Transfer / extinguishment of leasehold / tenancy rights Section 45(1) of the Act is wholly silent as to the person from whom the consideration money for transferring a capital asset is to be received by the assessee. Moreover, it, inter alia, provides that any profits or gains arising from the transfer of a capital asset shall be chargeable to income-tax under the head " Capital gains ". Transfering the right of the assessee in the monthly tenancy under the landlords or his leasehold interest was extinguished and, therefore, it does not matter in the least that the aforesaid amount was not received from the landlords for the extinguishment of his aforesaid rights in the aforesaid capital asset, for, as already stated, s. 45(1) of the Act does not say from whom the consideration money is to be received for transfer of a capital asset and, further, s. 2(47) of the Act says that the word "transfer", in relation to a capital asset, includes "the extinguishment of any rights therein"

There were several other High Court decisions in which contradictory views have been expressed about taxability of extinguishment tenancy / lease rights.

Now, honorable Supreme Court has resolved the controversy and upheld that the transfer of tenancy rights is not subject to Income Tax.

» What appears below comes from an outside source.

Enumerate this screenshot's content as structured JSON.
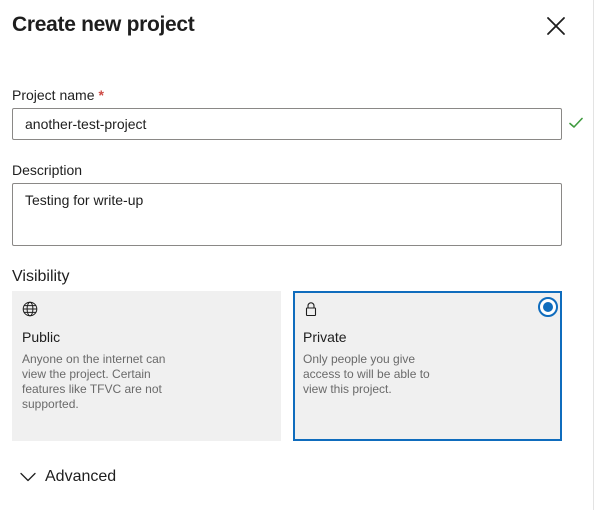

See: Commissioner of Income-Tax Versus D. P. Sandu Bros. Chembur P. Ltd. [2008 -TMI - 6153 - SUPREME Court]

The facts of the Case:

The primary question involved in this appeal is whether the amount received by the respondent-assessee on surrender of tenancy rights is liable to capital gains tax under section 45 of the Income-tax Act, 1961. The assessment year in question is 1987-88. The lease agreement was entered into in 1959 for 50 years under which an annual rent was paid by the lessee to the lessor. The lease would have continued till 2009. During the relevant previous year, in March 1986, the respondent surrendered its tenancy right to its lessor prematurely. In consideration for such premature termination, the lessor paid the lessee a sum of Rs. 35 lakhs.

The Tribunal relied upon the decision of this court in CIT v. B.C. Srinivasa Setty [2008 -TMI - 5845 - SUPREME Court] as well as the amendment to section 55(2) of the Act in 1995 and held that the assessee did not incur any cost to acquire the leasehold rights and that if at all any cost had been incurred it was incapable of being ascertained. It was, therefore, held that since the capital gains could not be computed as envisaged in section 48 of the Income-tax Act, therefore capital gains earned by the assessee, if any, was not exigible to tax.

The Department preferred an appeal before the High Court. The High Court dismissed the appeal. Being aggrieved by the decision of the High Court, this further appeal has been preferred by the Department.

Decision of the Supreme Court:

There is no dispute that a tenancy right is a capital asset the surrender of which would attract section 45 so that the value received would be a capital receipt and assessable if at all only under item E of section 14. That being so, it cannot be treated as a casual or non-recurring receipt under section 10(3) and be subjected to tax under section 56. The argument of the appellant that even if the income cannot be chargeable under section 45, because of the inapplicability of the computation provided under section 48, it could still impose tax under the residuary head is thus unacceptable. If the income cannot be taxed under section 45, it cannot be taxed at all. (See S.G. Mercantile Corporation P. Ltd. v. CIT [2008 -TMI - 6329 - SUPREME Court])

Furthermore, it would be illogical and against the language of section 56 to hold that everything that is exempted from capital gains by the statute could be taxed as a casual or non-recurring receipt under section 10(3) read with section 56.

The appeal is accordingly dismissed without any order as to costs.